Monday, 19 November 2012

Activists Aren’t Like Other People…

Dr Paul Jarman, 45, claims he cannot allow his guide dog Gemma off her lead due to stringent dog control orders insisted upon by his local authority, Newark and Sherwood District Council.
And, as he has a disability, this is a personal affront to him and all other people with disabilities, and don’t you forget it!
He says the way the legislation is implemented is discriminatory, with no exemptions or concessions for the fact the Labrador is a registered guide dog and needs to be exercised.
ALL dogs ‘need to be exercised’, just just guide dogs. Apart from their training, there’s nothing special about them…
He said it was “without question, the most anti-disabled piece of legislation to have made it onto the statute books for many years, and it is no exaggeration to suggest that, if other local authorities were to follow NSDC's example, all possibility of independent and responsible guide dog ownership in the UK would be at an end”.
Really? Are you sure you haven’t gone a little too far with the hyperbole there?


Oh, OK then:
Dr Jarman, a disability support officer at Queen Mary, University of London, added he feared it may force blind people out of the area, saying: “Most of my walks are accompanied by the close attentions of NSDC's dog wardens, who evidently have nothing better to do than harass and threaten guide dog owners - a sad state of affairs.”

This is because his borough has chosen not to exempt guide dogs. Others have, and there’s nothing whatsoever to indicate that maybe they might not reconsider if enough people complain, but then, if you are a ‘disability campaigner’, it seems your job is to whip up fear and anxiety in the people you are campaigning for…
Other local authorities, including Manchester City Council and Tonbridge and Malling Borough Council, have explicitly made blind people with guide dogs and disabled people with trained assistance dogs exempt from the control orders.
So, rather than predict Armageddon for guide dogs everywhere, why not simply and calmly request that your borough takes note of others’ policies and looks again at its own?

Or are you just one of the professional Awkward Brigade?
A spokesman for Newark and Sherwood District Council said Dr Jarman chose to walk his dog in an area where they must be kept on leads as a result of a spate of attacks, and that there were alternative open, grassed areas nearby.
Jeremy Hutchinson, Environmental Health assistant manager, said officers would advise any blind member of the public of the law if it was clear they could not read warning signs.
“However, if they were to persist in doing so, despite knowing the order was in force, we would be likely to treat them as any other offender and issue a fixed-penalty notice,” he said.
Fancy that!
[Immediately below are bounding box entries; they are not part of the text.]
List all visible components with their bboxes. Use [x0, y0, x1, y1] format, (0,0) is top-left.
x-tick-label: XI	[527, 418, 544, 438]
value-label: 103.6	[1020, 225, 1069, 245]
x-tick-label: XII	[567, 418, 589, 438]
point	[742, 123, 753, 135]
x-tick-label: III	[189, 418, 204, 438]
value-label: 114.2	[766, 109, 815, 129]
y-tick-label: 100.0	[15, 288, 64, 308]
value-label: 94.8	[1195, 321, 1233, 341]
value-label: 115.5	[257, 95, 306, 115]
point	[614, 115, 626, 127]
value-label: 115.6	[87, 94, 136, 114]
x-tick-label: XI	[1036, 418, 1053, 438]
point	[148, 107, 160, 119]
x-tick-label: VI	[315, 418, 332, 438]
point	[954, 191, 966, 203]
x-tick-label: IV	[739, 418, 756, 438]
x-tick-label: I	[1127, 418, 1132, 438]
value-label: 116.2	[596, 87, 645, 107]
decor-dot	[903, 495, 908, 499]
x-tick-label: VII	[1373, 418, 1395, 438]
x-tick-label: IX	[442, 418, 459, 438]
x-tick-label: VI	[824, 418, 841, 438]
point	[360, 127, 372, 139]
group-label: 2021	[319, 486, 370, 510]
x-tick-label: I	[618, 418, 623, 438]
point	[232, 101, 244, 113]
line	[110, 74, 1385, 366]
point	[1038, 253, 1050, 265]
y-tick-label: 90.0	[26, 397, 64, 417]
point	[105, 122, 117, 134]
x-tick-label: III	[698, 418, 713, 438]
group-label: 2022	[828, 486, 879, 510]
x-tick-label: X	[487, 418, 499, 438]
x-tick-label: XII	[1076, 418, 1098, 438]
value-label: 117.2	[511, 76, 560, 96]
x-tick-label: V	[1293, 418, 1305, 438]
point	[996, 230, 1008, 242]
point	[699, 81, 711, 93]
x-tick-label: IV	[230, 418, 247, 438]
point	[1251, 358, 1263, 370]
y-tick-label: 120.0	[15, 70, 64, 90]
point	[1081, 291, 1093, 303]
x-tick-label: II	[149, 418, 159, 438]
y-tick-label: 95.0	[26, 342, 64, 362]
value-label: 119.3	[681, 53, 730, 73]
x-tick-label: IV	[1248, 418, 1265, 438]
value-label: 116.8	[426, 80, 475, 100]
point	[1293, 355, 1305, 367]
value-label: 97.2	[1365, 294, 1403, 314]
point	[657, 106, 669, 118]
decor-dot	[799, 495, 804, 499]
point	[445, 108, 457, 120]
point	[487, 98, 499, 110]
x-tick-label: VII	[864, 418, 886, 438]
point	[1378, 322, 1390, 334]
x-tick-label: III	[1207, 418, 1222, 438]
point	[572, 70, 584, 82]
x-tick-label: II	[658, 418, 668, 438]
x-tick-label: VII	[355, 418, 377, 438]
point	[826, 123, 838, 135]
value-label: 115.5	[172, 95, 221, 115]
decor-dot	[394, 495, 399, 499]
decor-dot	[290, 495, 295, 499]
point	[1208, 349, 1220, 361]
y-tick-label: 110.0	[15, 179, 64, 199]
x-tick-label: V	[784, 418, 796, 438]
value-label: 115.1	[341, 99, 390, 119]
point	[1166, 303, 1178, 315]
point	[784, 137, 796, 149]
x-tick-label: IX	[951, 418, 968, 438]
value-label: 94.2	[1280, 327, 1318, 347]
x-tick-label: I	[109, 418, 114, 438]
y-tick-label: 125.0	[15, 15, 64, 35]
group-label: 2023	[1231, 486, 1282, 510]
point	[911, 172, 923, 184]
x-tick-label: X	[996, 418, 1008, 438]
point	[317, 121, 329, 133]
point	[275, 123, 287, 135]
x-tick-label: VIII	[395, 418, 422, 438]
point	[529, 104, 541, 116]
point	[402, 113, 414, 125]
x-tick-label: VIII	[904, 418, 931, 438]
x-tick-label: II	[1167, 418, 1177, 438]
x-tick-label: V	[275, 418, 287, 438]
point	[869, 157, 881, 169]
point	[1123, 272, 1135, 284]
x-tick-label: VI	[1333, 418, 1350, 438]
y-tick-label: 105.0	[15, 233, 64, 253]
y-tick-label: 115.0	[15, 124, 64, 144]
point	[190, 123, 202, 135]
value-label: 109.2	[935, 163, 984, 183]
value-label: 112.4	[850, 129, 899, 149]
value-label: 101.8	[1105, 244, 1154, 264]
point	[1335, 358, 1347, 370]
Being treated just like anyone else!

Remember when that was what the disabled claimed to want..?


Weekend Yachtsman said...

I'm not really following why it's such a big problem for him to walk the dog with a lead on it.

I kind of thought that was the whole point with guide dogs anyway.

James Higham said...

why not simply and calmly request that your borough takes note of others’ policies and looks again at its own

Because boroughs are not amenable to reason.

JuliaM said...

"I'm not really following why it's such a big problem for him to walk the dog with a lead on it."

Because he's special. He shouldn't have to do what everyone else does...

"Because boroughs are not amenable to reason."

Some are, particularly when faced with a Victimhood Poker winning hand.

Paul said...

Just a thought re. Victimhood Poker.

Because I am still fairly fit, able bodied and, reasonably, in possession of my faculties, I don't have a very good hand in this game. Does that therefore make me some sort of victim?

John Pickworth said...

"Does that therefore make me some sort of victim?"

Bless you.

I think the words you're looking for are 'grateful' and 'taxpayer'.